Observations showed both of the components of SDSS J1029+2623 display narrow absorption-lines in their spectrum with ejection velocities of 1000 kilometers per seconds. According to results, there are 66 detected narrow absorption-lines of which 24 of them are classified as intrinsic. There are also broader proximity absorption lines (PALs) which are created in outflowing gas with measured electron densities of 8.7 × 10^{3} cm^{−3} with multiple sightline observations suggesting they have larger sizes compared to sightline projection distances.

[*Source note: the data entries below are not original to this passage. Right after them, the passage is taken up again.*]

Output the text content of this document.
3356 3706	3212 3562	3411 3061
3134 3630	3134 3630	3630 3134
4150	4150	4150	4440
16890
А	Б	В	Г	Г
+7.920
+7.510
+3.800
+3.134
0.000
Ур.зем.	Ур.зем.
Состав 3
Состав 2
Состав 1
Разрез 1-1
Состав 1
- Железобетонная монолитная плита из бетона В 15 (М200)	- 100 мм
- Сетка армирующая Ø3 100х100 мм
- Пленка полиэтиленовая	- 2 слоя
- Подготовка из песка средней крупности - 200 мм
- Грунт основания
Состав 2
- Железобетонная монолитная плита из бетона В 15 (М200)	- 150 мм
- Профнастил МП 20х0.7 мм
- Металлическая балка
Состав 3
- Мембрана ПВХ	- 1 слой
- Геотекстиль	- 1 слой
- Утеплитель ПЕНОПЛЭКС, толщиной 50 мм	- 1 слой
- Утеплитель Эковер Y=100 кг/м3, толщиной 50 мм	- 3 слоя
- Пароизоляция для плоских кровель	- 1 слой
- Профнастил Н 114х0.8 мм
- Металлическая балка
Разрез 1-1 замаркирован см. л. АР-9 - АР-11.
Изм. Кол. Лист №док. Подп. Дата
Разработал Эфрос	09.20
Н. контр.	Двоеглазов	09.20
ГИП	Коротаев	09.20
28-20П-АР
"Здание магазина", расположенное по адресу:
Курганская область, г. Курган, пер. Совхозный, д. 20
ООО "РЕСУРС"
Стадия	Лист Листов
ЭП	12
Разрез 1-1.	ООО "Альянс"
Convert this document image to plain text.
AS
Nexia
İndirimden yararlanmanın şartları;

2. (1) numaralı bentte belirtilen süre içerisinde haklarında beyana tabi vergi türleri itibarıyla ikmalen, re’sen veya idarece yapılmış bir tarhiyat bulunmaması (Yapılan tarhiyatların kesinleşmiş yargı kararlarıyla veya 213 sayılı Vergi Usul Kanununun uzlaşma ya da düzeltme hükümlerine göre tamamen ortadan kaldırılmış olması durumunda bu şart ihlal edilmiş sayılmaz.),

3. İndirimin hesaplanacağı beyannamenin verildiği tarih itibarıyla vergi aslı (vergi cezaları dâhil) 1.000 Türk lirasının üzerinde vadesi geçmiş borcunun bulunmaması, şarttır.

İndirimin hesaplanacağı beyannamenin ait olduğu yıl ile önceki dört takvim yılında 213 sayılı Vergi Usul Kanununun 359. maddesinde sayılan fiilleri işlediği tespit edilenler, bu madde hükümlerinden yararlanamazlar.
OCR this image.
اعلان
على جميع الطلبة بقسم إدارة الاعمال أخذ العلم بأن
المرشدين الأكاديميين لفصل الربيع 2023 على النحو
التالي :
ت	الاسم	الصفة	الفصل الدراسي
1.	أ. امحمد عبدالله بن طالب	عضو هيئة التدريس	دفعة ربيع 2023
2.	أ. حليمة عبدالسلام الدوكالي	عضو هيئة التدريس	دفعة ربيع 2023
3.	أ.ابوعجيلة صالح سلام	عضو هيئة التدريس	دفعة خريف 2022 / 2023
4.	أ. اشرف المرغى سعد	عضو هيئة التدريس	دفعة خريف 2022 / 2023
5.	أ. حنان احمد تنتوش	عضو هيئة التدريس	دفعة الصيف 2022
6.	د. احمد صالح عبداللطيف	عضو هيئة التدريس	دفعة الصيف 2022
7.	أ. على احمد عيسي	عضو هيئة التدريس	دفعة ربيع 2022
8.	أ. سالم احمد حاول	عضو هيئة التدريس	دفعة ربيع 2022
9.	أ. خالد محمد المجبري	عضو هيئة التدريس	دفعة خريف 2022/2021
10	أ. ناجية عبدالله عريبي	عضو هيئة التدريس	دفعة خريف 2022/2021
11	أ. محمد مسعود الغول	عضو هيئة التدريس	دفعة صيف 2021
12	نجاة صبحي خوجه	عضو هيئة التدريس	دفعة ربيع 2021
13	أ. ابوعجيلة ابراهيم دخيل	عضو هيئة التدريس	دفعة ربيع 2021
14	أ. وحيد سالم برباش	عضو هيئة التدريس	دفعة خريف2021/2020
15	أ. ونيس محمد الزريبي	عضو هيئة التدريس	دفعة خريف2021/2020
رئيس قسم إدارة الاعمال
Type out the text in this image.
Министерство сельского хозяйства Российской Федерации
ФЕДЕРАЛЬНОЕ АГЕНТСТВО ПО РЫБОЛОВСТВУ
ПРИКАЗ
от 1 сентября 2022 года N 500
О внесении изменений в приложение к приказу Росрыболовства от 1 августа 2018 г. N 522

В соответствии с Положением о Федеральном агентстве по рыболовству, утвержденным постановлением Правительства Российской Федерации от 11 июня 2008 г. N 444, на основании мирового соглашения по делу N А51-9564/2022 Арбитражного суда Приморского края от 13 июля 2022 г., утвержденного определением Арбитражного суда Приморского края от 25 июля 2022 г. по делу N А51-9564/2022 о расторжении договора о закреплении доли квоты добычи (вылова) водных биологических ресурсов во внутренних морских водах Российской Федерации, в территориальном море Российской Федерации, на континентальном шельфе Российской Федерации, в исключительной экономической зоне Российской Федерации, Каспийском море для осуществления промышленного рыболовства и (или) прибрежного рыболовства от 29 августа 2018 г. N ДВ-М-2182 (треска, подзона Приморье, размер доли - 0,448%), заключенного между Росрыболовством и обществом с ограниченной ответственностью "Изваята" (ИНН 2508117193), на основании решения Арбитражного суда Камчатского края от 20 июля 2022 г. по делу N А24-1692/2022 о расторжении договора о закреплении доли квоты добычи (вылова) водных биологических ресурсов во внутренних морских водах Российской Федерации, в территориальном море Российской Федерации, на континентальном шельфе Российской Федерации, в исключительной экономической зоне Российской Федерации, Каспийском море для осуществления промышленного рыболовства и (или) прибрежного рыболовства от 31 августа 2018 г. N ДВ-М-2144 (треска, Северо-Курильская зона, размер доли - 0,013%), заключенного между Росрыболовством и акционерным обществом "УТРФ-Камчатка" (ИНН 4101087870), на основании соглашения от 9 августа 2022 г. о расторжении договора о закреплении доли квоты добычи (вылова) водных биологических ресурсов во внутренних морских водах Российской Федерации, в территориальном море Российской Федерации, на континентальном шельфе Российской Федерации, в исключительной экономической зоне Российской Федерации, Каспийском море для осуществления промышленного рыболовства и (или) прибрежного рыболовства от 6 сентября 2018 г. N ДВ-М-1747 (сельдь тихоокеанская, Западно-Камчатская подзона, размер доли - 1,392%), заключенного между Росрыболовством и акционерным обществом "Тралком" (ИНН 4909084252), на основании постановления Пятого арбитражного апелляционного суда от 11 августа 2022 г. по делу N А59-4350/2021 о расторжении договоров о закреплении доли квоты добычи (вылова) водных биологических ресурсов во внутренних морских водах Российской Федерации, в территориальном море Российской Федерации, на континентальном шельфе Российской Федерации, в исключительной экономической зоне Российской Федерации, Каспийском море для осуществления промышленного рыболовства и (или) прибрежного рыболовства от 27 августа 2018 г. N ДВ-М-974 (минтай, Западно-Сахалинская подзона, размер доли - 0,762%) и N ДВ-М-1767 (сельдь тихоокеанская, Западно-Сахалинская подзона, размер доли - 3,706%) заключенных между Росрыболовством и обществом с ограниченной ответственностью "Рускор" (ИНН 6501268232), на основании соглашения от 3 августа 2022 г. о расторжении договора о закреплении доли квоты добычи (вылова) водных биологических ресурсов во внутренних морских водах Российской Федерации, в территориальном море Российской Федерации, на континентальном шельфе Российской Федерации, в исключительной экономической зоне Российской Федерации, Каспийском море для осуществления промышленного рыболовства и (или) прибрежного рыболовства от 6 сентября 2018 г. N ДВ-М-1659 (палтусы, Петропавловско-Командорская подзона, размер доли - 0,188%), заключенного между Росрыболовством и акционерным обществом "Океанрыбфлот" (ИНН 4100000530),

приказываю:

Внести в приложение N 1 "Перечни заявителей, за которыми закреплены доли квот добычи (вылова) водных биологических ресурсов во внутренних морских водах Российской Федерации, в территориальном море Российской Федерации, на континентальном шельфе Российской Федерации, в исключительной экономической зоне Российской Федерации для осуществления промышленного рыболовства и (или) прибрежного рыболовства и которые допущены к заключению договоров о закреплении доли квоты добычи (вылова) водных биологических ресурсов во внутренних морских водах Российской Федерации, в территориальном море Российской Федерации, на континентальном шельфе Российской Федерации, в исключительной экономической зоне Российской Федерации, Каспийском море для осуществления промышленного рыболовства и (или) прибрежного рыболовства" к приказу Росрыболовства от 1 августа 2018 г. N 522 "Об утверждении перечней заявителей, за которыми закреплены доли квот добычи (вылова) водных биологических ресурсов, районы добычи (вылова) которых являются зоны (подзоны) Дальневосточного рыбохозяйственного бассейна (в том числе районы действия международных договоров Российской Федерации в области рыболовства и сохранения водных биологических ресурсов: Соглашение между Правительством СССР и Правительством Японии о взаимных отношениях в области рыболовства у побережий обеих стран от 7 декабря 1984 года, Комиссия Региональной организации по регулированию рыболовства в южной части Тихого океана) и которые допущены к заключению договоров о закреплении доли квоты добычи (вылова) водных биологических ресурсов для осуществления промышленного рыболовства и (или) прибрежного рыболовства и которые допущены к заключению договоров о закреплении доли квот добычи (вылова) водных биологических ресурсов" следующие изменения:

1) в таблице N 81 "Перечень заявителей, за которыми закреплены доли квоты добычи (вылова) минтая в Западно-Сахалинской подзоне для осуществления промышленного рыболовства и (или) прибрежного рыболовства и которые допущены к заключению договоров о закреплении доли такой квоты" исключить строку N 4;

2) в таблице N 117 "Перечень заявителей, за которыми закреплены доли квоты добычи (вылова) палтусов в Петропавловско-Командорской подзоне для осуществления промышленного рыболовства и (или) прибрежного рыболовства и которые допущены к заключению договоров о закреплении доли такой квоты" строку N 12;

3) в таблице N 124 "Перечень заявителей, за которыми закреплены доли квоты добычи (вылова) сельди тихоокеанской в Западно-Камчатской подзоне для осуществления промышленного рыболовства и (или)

SDSS J1029+2623 has outflowing wind originating from its accretion disk. When observed in mid-resolution spectroscopy, the carbon absorption-line profile shows no clear variation towards any lines of sight. It is also found to deblend into more than 10 narrow components, indicating it is related to the quasar. The absorption profiles of both A and B components remained constant since observations conducted in 2010, suggesting not time variability but differences along sightlines. It is suggested the outflow wind in SDSS J1029+2623 is confined to both a continuum source and a broad emission-line region measuring a size of 0.09 parsecs since the residual flux located at the bottom of absorption lines are closer to zero. The estimated supermassive black hole mass for SDSS J1029+2623 is 10^{8.72} M_{☉}.